Synthesis, characterisation, X-ray diffraction and biological evaluation of new thiourea derivatives against Mycobacterium tuberculosis and cervical cancer

Abstract

In this study, thiourea derivatives were prepared to identify potentially effective compounds against tuberculosis and cervical cancer. The newly synthesized compounds, namely N-(cyclohexyl(methyl)carbomothioyl) benzamide (TU1), N-(cyclohexyl(methyl)carbamothioyl)-2-methylbenzamide (TU2), N-(dicyclohexylcarbamothioyl) benzamide (TU3), N-(dicyclohexylcarbamothioyl)-4-nitrobenzamide (TU4), N-(diphenylcarbamothioyl) benzamide (TU5), and N-(diphenylcarbamothioyl)-4-nitrobenzamide (TU6), were obtained in high purity and yields.

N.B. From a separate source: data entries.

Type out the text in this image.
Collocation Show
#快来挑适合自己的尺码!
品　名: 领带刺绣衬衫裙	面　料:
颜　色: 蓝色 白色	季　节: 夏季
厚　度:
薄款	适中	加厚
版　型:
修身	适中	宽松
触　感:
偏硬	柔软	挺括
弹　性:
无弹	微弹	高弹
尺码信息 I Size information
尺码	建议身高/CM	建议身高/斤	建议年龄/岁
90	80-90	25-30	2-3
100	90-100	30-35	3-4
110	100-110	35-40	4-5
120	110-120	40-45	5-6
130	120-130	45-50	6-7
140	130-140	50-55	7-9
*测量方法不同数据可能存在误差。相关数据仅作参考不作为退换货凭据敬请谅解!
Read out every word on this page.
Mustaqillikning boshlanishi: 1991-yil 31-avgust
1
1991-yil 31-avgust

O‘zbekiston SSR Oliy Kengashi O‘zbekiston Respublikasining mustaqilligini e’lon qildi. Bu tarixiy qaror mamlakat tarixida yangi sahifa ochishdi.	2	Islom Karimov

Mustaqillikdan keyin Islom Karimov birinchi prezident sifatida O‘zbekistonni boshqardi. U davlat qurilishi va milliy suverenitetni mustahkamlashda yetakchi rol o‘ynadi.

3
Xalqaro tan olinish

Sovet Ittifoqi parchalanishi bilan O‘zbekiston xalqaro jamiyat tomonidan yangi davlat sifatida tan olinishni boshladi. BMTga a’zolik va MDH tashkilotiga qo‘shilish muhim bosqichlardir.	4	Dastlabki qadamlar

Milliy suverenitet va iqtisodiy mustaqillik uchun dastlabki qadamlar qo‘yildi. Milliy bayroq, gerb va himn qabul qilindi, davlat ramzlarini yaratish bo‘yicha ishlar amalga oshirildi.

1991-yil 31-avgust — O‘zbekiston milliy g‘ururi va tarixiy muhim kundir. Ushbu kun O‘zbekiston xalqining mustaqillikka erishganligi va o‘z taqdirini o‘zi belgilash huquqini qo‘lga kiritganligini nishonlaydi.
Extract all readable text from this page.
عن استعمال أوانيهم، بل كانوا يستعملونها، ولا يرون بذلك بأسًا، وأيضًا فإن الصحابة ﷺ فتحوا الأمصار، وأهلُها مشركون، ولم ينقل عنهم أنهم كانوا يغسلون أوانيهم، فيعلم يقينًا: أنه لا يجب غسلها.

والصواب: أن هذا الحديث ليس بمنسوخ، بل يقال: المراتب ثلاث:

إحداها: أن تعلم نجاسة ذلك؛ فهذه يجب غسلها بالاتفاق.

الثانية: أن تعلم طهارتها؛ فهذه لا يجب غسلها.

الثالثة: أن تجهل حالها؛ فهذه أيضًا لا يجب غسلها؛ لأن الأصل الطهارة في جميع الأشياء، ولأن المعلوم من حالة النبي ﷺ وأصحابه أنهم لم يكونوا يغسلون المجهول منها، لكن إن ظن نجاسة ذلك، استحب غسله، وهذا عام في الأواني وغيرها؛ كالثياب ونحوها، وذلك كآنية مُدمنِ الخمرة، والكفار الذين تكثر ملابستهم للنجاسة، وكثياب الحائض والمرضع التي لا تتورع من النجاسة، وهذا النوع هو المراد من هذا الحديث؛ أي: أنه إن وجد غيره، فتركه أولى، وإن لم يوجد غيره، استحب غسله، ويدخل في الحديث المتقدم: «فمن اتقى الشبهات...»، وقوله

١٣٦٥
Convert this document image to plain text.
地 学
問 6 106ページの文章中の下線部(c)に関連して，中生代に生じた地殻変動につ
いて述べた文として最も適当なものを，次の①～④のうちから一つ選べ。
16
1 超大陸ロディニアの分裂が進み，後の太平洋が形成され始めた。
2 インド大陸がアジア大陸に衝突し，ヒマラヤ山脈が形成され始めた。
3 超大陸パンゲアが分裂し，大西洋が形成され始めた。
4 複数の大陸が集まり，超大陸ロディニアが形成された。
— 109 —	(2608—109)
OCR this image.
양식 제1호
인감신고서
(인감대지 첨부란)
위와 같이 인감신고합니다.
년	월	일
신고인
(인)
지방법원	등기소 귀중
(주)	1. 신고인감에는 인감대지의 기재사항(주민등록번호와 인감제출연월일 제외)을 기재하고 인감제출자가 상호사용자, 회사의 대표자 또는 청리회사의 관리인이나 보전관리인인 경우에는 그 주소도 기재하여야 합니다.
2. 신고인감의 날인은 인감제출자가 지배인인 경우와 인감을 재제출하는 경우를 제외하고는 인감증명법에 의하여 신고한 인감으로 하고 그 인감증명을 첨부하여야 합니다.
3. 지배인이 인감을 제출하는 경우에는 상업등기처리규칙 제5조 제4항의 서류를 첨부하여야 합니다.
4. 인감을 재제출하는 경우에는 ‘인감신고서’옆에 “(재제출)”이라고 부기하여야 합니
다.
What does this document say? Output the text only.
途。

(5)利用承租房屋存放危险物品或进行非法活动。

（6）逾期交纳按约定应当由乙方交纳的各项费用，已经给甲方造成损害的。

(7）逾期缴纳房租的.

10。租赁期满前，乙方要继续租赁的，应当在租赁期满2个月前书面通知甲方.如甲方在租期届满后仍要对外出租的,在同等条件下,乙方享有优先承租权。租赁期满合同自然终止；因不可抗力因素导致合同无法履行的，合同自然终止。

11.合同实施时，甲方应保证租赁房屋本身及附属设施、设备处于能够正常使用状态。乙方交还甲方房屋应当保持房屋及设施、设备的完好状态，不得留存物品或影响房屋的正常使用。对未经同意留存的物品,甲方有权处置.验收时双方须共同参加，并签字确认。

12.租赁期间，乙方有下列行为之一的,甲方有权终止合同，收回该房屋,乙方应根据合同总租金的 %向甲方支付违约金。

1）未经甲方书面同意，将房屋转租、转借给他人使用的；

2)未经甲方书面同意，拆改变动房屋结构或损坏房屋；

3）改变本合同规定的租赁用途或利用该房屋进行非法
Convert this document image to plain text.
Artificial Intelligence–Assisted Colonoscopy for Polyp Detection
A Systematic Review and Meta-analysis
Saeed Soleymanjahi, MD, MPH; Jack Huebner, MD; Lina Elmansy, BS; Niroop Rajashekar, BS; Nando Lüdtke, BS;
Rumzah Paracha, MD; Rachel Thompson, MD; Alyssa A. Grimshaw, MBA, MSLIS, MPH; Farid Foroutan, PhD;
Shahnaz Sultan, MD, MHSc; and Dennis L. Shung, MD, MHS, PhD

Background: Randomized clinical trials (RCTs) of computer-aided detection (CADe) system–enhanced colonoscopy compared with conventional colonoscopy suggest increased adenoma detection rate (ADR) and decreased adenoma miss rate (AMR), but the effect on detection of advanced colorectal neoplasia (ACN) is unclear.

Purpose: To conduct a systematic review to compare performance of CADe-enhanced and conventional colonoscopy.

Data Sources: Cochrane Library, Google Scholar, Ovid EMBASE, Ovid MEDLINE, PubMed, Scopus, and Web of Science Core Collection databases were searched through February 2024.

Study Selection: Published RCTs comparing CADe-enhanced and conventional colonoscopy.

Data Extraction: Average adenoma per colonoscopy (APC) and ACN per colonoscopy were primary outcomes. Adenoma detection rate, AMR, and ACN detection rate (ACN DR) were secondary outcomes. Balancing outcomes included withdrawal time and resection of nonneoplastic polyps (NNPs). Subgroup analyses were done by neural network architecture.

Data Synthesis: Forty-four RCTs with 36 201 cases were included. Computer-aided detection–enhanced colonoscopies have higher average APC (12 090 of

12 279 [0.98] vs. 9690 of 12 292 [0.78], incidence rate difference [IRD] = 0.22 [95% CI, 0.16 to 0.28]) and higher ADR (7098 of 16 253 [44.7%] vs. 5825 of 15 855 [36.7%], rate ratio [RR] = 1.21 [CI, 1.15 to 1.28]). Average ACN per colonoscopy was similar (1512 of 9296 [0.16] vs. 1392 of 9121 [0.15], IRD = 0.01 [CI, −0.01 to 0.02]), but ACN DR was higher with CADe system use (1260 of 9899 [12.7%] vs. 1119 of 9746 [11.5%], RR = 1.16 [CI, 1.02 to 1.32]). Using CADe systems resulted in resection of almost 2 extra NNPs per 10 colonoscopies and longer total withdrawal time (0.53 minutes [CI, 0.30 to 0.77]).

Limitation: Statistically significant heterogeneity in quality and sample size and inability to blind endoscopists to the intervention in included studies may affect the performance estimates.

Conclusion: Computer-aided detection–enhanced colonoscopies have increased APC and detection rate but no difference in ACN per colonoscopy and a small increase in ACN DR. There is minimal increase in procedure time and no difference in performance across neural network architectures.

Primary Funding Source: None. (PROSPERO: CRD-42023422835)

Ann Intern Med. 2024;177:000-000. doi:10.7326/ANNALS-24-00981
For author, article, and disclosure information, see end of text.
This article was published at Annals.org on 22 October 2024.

The compounds were successfully characterized by infrared spectroscopy (IR), ultraviolet-visible spectroscopy (UV-Vis), nuclear magnetic resonance (NMR), single crystal X-ray diffractometer (SCXRD), mass spectrometry (MS) and the melting points (mp). Crystal structure analyses of TU1, TU2 and TU6 were carried out which showed, that in the solid state, the molecules were linked together by intermolecular hydrogen bonds, specifically NH⋯S and CH⋯O interactions. In-vitro testing against M. tuberculosis (Mtb) revealed compounds TU1 and TU2 to be the most potent with MIC90 values of 28.2 and 11.2 μM, respectively. However, compounds TU4, TU5, and TU6, with MIC90 values of 80.3, 82.8 and 107.7 µM, respectively, exhibit mild antituberculosis activity, whereas TU3 with a MIC90 value of 752.7 µM is considered inactive against the Mtb strain. None of the compounds demonstrated significant selectivity for bacterial cells versus human cells and thus further studies could be dedicated to creating derivatives of TU1 and TU2 that are more selective. In vitro biological screening against HeLa cells revealed two highly toxic compounds, TU2 and TU6, with respective IC50 values of 12.00 ± 1.21 μM (SI = 1.06) and 8.45 ± 1.21 μM (SI = 0.08); and two moderately toxic compounds, TU4 (IC50 = 27.75 ± 1.15 µM; SI = 0.35) and TU5 (IC50 = 23.66 ± 1.24 µM; SI = 0.29).